FILE *pFile = fopen ( fileName->c_str() , "r" );
if ( pFile == NULL )
{
cerr << "couldn't open file ; exiting..." << endl;
exit(0);
}
unsigned short seed;
fscanf (pFile, "%hu", &seed);
Does anyone know of another approach I could take (possibly ifstream?) or maybe could just give me some pointers? Any help would be greatly appreciated.
Thank you.
Don't use the formatted functions like *scanf; they expect character representations of the data, the complement of the *printf functions which translate values into character representations.
unsigned val;
f = fopen (filename, "rb");
if (fread (&val, 1, sizeof (val), f) != sizeof (val))
// error
The biggest caveat of this is how the file was written.

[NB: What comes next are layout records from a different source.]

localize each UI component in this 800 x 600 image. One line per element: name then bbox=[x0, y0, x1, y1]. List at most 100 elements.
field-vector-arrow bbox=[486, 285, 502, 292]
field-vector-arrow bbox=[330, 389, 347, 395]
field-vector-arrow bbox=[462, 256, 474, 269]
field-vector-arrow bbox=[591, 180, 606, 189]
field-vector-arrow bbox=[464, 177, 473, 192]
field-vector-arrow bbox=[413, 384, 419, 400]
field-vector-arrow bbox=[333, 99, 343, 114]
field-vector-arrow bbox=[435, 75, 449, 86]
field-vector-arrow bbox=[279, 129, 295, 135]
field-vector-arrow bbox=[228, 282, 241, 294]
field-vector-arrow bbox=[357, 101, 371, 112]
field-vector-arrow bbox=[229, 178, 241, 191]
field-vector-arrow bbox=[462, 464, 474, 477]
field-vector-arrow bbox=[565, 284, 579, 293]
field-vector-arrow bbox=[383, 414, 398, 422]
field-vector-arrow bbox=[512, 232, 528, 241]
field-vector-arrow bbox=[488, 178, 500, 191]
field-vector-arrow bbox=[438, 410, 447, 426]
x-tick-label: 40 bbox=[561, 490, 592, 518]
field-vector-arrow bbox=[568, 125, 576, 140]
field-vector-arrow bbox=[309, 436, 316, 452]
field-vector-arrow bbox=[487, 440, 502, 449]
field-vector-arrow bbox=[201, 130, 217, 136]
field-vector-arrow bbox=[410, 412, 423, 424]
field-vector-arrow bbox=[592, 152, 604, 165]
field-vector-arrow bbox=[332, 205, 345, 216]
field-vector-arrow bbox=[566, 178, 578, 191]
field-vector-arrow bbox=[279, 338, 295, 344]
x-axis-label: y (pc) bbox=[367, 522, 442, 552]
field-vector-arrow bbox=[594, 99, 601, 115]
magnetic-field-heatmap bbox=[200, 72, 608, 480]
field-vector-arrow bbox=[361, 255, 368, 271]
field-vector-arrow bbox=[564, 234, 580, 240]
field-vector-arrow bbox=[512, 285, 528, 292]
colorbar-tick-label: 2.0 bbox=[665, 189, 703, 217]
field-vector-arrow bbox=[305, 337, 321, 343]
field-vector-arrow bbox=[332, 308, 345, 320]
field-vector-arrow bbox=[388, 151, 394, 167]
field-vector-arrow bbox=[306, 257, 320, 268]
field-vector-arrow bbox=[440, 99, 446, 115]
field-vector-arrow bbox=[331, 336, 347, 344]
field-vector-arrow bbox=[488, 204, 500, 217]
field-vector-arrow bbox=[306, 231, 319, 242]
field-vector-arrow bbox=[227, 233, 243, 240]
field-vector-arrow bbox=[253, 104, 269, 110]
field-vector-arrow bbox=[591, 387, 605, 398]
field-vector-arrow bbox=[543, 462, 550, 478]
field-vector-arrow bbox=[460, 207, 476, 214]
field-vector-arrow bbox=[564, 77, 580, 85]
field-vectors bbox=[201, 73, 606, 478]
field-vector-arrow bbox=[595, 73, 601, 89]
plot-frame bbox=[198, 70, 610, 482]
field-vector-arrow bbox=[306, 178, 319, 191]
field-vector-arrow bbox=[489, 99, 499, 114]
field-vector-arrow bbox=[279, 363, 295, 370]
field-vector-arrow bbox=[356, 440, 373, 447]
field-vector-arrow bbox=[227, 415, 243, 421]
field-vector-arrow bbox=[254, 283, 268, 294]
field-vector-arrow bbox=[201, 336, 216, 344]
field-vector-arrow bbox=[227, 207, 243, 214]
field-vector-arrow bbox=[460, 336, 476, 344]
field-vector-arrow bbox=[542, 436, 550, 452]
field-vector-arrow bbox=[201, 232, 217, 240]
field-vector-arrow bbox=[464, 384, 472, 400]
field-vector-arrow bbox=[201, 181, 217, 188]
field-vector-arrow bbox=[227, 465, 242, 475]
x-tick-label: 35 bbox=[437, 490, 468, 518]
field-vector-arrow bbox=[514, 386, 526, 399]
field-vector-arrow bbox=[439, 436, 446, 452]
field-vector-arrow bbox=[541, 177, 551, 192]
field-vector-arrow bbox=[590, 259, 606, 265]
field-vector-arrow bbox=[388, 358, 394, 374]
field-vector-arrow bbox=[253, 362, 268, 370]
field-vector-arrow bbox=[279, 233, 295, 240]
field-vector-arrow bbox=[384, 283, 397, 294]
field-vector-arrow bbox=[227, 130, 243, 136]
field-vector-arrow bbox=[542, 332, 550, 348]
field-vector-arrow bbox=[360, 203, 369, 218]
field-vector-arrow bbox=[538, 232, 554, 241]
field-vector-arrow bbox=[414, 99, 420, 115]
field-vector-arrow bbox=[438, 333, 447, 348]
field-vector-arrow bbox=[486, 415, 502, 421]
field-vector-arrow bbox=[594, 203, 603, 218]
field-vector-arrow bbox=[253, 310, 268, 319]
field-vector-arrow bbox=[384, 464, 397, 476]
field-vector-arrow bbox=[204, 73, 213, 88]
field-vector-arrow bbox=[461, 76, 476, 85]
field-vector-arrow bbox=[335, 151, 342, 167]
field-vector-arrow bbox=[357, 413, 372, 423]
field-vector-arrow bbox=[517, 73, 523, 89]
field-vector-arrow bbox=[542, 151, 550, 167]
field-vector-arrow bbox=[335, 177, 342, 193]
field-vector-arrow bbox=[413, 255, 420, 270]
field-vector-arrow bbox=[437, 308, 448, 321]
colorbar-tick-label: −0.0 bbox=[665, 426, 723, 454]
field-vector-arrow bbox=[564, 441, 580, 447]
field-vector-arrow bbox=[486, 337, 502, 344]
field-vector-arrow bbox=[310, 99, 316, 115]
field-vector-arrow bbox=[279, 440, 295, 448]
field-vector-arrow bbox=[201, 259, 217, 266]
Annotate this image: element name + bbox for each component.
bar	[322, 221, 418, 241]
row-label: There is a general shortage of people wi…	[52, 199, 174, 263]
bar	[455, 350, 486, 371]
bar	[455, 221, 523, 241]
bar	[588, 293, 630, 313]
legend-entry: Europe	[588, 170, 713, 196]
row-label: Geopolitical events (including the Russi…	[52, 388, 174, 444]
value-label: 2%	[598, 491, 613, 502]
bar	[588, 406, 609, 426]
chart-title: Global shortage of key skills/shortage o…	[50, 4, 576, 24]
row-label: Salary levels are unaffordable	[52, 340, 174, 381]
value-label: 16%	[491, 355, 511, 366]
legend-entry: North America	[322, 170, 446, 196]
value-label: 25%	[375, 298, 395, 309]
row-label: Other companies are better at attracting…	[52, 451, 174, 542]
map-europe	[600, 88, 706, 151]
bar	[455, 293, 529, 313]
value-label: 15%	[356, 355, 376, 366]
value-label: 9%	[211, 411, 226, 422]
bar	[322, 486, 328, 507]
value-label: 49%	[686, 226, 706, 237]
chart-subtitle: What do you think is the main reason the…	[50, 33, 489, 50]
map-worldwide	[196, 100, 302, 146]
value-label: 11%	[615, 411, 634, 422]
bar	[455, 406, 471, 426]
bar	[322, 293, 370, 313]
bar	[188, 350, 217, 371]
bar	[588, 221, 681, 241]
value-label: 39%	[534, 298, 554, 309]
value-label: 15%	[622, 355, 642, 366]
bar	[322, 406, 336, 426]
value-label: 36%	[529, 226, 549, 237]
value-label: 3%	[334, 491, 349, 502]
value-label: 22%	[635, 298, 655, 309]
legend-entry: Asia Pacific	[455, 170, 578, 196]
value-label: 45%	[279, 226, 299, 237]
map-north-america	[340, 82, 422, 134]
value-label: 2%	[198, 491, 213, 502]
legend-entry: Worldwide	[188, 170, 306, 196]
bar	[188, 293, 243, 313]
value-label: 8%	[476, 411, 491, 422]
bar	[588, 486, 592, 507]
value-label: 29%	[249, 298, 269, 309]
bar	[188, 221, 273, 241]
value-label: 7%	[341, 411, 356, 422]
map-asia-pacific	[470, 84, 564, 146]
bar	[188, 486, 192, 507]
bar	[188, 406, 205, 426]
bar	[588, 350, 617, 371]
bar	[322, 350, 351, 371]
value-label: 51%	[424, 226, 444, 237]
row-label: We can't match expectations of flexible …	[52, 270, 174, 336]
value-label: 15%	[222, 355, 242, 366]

If the endianness of the writer is different than the computer this runs on, then explicit endian code should be used instead:
unsigned val;
unsigned char buf[2];
f = fopen (filename, "rb");
if (fread (buf, 1, sizeof (buf), f) != sizeof (buf))
// error
else {
// val = (buf [0] << 8) | buf [1]; // for big endian written file
val = (buf [1] << 8) | buf [0]; // for little endian written file
}
Ahh! No! fscanf is for text! %hu
will look for strings like "1234" in a file, not the actual bytes!
Use fread.
E.g.
FILE *fp = fopen("foo", "rb");
unsigned short x;
fread(&x, sizeof x, 1, fp);
Indeed, watch out for endianness, and open the file in binary. "rb"
to be safe on Windows. Check return codes, etc.